Goodbye to the repairability index, and make way for the "sustainability index" for televisions. Starting this Wednesday, January 8, you will find a new rating attached to the prices of TV screens, whether online or in store. Next to the energy label, the sustainability index will allow you to quickly gauge access to repair and spare parts for a product, using a rating from 1 to 10 and a color code. It replaces and complements the’index of repairability which had been used since 2021, and which applied to nine products (including televisions).
The new index now includes criteria of repairability and especially of reliability, elements on which the consumer can base themselves to know “the more or less durable nature, understood in the sense of the lifespan, of their purchases of electrical or electronic products” of a product, details the website of the Ministry of the Economy.
The durability index is the average of three scores:
- a score of repairability: this involves measuring access to technical documentation, ease of disassembly, availability and price of spare parts (at the time of sale).
- a reliability rating, the aim of which is to measure over time "resistance to constraints and wear" - this criterion is new: it was not taken into account in the previous index, the repairability index. Are maintenance and servicing accessible, is there a commercial guarantee and a quality process?
- a rating for improvement - updating - of the devices.
Red, orange, yellow or green
The higher the score, the longer a product will last over time. The sustainability index follows the codes of its predecessor, the repairability index, with a color code ranging from red to green: the greener the label, the more sustainable a product will be considered.
This Wednesday morning, we took a quick look at online sales sites. While some played the game, others were not yet up to date with the new regulations – they were still displaying the old repairability indices.
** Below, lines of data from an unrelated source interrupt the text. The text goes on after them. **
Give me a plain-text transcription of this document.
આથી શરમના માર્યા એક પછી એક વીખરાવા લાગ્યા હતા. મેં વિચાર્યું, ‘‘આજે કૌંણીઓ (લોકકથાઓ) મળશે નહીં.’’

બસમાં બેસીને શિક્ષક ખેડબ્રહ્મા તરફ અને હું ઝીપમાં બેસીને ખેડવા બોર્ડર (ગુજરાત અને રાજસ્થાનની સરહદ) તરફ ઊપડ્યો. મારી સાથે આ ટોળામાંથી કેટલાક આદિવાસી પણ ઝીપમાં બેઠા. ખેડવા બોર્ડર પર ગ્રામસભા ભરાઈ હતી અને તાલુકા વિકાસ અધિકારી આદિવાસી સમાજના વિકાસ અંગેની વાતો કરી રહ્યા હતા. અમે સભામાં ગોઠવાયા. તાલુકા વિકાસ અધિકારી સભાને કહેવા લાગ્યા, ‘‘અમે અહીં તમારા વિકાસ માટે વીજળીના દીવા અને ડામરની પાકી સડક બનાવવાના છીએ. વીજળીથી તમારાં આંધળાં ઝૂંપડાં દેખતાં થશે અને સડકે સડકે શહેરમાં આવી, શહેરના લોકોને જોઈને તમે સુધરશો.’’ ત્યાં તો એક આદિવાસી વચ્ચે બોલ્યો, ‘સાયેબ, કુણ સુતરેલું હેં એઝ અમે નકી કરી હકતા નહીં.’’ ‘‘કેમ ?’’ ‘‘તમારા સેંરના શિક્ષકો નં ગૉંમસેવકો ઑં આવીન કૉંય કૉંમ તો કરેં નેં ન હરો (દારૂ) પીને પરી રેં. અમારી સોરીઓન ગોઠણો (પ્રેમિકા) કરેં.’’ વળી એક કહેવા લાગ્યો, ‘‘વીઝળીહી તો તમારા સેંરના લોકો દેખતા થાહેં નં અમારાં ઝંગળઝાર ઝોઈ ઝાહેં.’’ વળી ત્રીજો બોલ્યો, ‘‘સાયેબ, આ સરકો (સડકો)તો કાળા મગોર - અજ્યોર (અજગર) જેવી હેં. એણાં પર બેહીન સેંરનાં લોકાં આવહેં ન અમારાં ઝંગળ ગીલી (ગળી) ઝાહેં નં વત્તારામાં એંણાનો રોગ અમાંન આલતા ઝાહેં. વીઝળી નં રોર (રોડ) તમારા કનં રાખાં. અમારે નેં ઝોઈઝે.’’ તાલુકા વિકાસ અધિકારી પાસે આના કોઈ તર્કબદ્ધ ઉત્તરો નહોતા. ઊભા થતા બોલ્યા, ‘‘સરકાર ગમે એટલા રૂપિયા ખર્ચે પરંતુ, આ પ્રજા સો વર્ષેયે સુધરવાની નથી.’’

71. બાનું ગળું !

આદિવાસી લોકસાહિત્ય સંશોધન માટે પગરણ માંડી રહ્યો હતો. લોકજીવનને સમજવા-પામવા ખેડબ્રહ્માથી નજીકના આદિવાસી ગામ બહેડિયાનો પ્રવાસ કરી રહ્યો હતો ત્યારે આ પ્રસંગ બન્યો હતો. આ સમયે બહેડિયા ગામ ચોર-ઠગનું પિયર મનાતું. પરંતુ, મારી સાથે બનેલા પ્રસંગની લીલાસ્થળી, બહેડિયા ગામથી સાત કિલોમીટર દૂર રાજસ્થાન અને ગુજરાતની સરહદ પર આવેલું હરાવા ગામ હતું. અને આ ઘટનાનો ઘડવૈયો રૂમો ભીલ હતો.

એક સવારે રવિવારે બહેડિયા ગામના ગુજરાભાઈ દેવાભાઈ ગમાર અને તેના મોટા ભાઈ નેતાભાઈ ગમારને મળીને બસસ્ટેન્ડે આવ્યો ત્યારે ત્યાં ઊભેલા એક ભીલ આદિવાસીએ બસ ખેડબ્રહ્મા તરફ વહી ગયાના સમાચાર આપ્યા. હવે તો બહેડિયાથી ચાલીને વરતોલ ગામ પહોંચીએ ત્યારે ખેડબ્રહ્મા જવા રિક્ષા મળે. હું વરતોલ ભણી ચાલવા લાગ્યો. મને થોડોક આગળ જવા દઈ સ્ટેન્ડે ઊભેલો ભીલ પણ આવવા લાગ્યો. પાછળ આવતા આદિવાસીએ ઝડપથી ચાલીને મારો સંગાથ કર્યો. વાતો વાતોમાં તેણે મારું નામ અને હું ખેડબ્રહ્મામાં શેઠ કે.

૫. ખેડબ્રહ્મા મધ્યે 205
Smartphones excluded from the system, at the request of Brussels
Next to the index, a link to an explanatory note should allow consumers to understand how it was calculated. For the moment, only televisions are concerned: washing machines will follow next April. Next up – the date is yet to be determined – will be vacuum cleaners, electric lawnmowers, dishwashers and high-pressure cleaners.
But for the HOP (Halte à l’obsolescence programmée) association, the list should be extended to many other consumer devices, it declared in a press release published on Tuesday, January 7.
For smartphones, we will have to wait until June 2025 and the future energy labeling defined by Brussels. Telephones have in fact been excluded from the system, at the request of the European Commission, which feared that the French index would conflict with the future European index, less restrictive on certain points according to defenders of a right to repair.